The approach allows patients to complete hip rehabilitation more quickly and reduces the risk of complications during an operation.

“With an anterior hip replacement, you preserve the muscles around the hip far better than the current surgical approach,” Dr Munro explains.

“That means people get off walking aids and get back to doing normal things much more quickly.

“Traditionally, someone who had a hip replacement would take two or three days to leave the hospital. As a routine for replacements that I’ve done so far using the direct anterior approach, around 90% have gone home the next day.

“It also reduces the risk of dislocation, which is a serious complication where the ball pops out of the socket. The risk of that generally is fairly low if it’s done by an experienced surgeon, but anything you can do to reduce the risk further is a good thing.”

The procedure has not yet been adopted widely throughout the UK, making Aberdeen one of the few locations that offer anterior hip replacements to patients.

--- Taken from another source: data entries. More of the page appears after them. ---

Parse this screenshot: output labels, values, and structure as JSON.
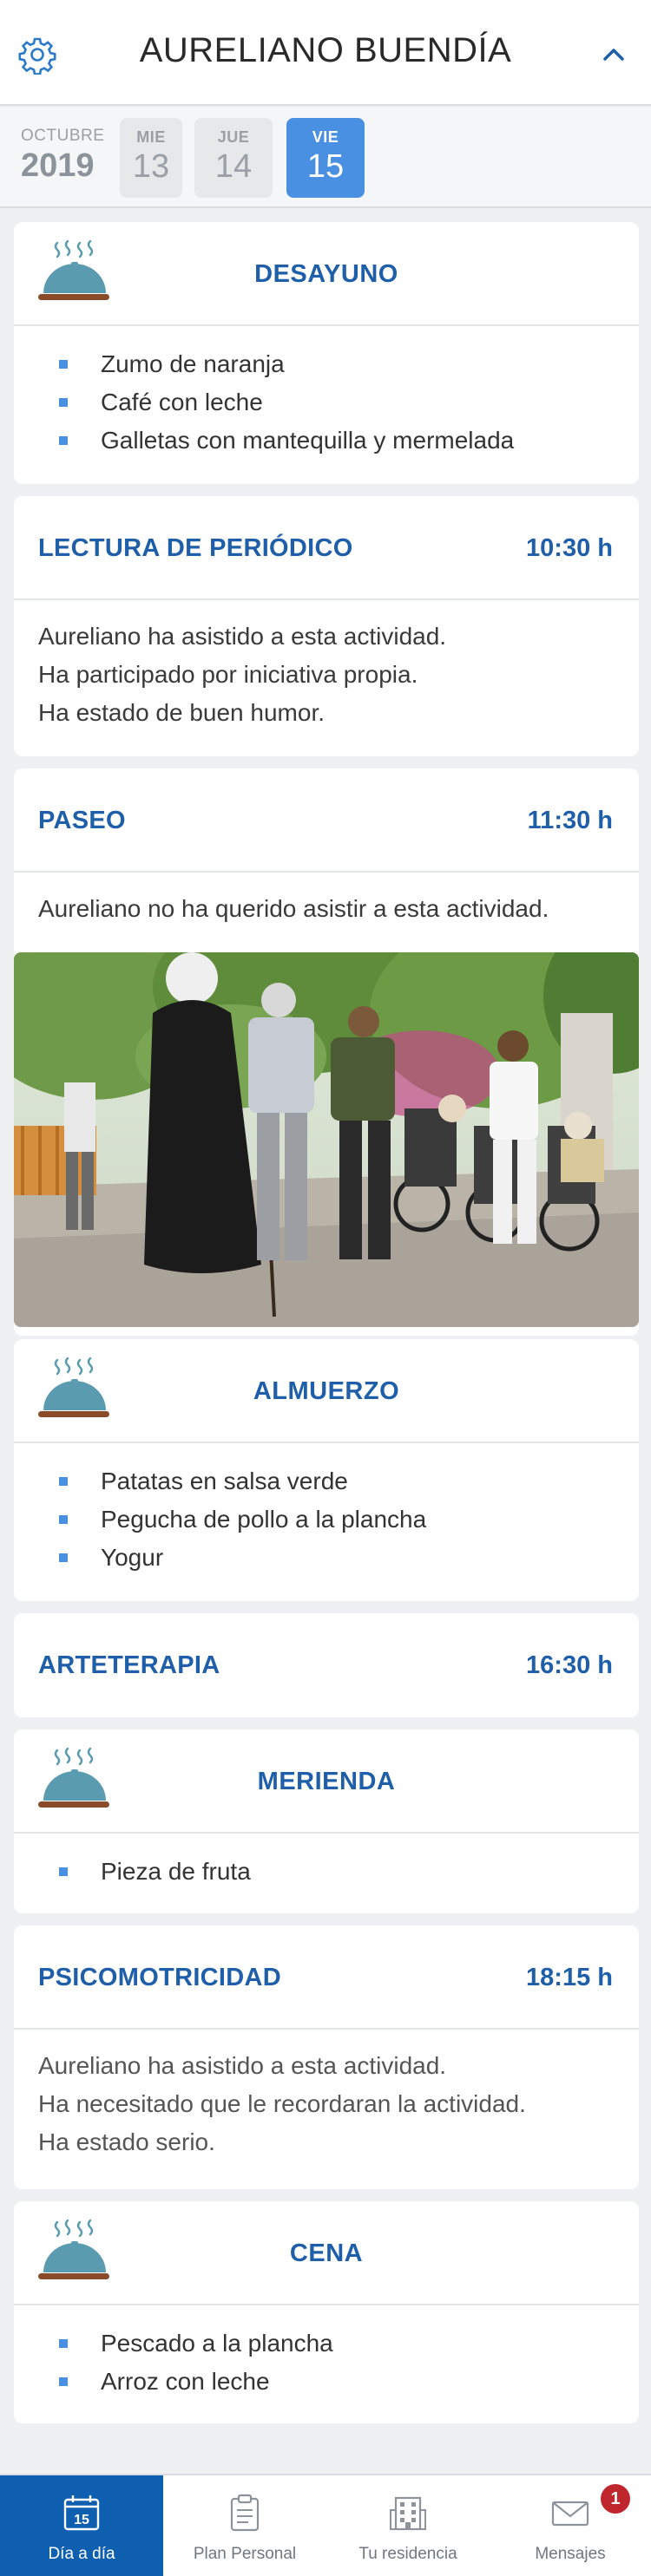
{
  "header": {
    "title": "AURELIANO BUENDÍA",
    "settings_icon": "gear-icon",
    "collapse_icon": "chevron-up-icon"
  },
  "date_strip": {
    "month": "OCTUBRE",
    "year": "2019",
    "days": [
      {
        "name": "MIE",
        "number": "13",
        "selected": false
      },
      {
        "name": "JUE",
        "number": "14",
        "selected": false
      },
      {
        "name": "VIE",
        "number": "15",
        "selected": true
      }
    ]
  },
  "schedule": {
    "desayuno": {
      "title": "DESAYUNO",
      "icon": "food-cloche-icon",
      "items": [
        "Zumo de naranja",
        "Café con leche",
        "Galletas con mantequilla y mermelada"
      ]
    },
    "lectura": {
      "title": "LECTURA DE PERIÓDICO",
      "time": "10:30 h",
      "notes": [
        "Aureliano ha asistido a esta actividad.",
        "Ha participado por iniciativa propia.",
        "Ha estado de buen humor."
      ]
    },
    "paseo": {
      "title": "PASEO",
      "time": "11:30 h",
      "notes": [
        "Aureliano no ha querido asistir a esta actividad."
      ]
    },
    "almuerzo": {
      "title": "ALMUERZO",
      "icon": "food-cloche-icon",
      "items": [
        "Patatas en salsa verde",
        "Pegucha de pollo a la plancha",
        "Yogur"
      ]
    },
    "arteterapia": {
      "title": "ARTETERAPIA",
      "time": "16:30 h"
    },
    "merienda": {
      "title": "MERIENDA",
      "icon": "food-cloche-icon",
      "items": [
        "Pieza de fruta"
      ]
    },
    "psicomotricidad": {
      "title": "PSICOMOTRICIDAD",
      "time": "18:15 h",
      "notes": [
        "Aureliano ha asistido a esta actividad.",
        "Ha necesitado que le recordaran la actividad.",
        "Ha estado serio."
      ]
    },
    "cena": {
      "title": "CENA",
      "icon": "food-cloche-icon",
      "items": [
        "Pescado a la plancha",
        "Arroz con leche"
      ]
    }
  },
  "tabbar": {
    "tabs": [
      {
        "label": "Día a día",
        "icon": "calendar-icon",
        "icon_text": "15",
        "active": true
      },
      {
        "label": "Plan Personal",
        "icon": "clipboard-icon",
        "active": false
      },
      {
        "label": "Tu residencia",
        "icon": "building-icon",
        "active": false
      },
      {
        "label": "Mensajes",
        "icon": "envelope-icon",
        "active": false,
        "badge": "1"
      }
    ]
  },
  "colors": {
    "accent": "#4a90e2",
    "title_blue": "#1f5ea8",
    "tab_active": "#0f5fb0",
    "badge_red": "#c0262d",
    "icon_teal": "#5b9bb0",
    "icon_plate": "#8a4b2a"
  }
}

“I’m not aware of anywhere else that is doing it routinely at the moment,” Munro says. “That’s good for Aberdeen.

“I know it is happening in London, but that’s mostly in the private sector.

“It really is very limited across the UK.”

Although the new method of hip surgery uses slightly more expensive equipment, Dr Munro – who has worked in Aberdeen hospitals since 2009 – argues that this cost is comfortably offset by the shorter stay patients have to endure in hospital post-operation.

“There are modest increases in costs with some of the consumables that we use for each case,” he admits.

“But those are offset by the fact that you can get people home quicker.

“If we can get people back to work more quickly, back to recreation more quickly, and off medication more quickly, then this will have societal and economic benefits more widely.”

Despite his optimism for the treatment, Dr Munro does not want to make overly ambitious promises for patients.

Though the direct anterior approach is a faster and more cost-effective method, this kind of hip replacement will last just as long as one using the current technique.

“I’m a big believer in this technique.

“Its usage in other countries like Belgium, Australia and the USA shows that it can be done safely and that it can have benefits for the future.

“But it’s still an operation, it still has benefits and risks like any other hip replacement. Early results have been promising, [but] we’re still collecting data.

“We’re at a time in healthcare where we need to look at how we can manage people safely and efficiently whilst getting the best value for money for healthcare.

“There are a lot of people waiting for hip replacements and that’s a big burden on society, particularly following Covid.”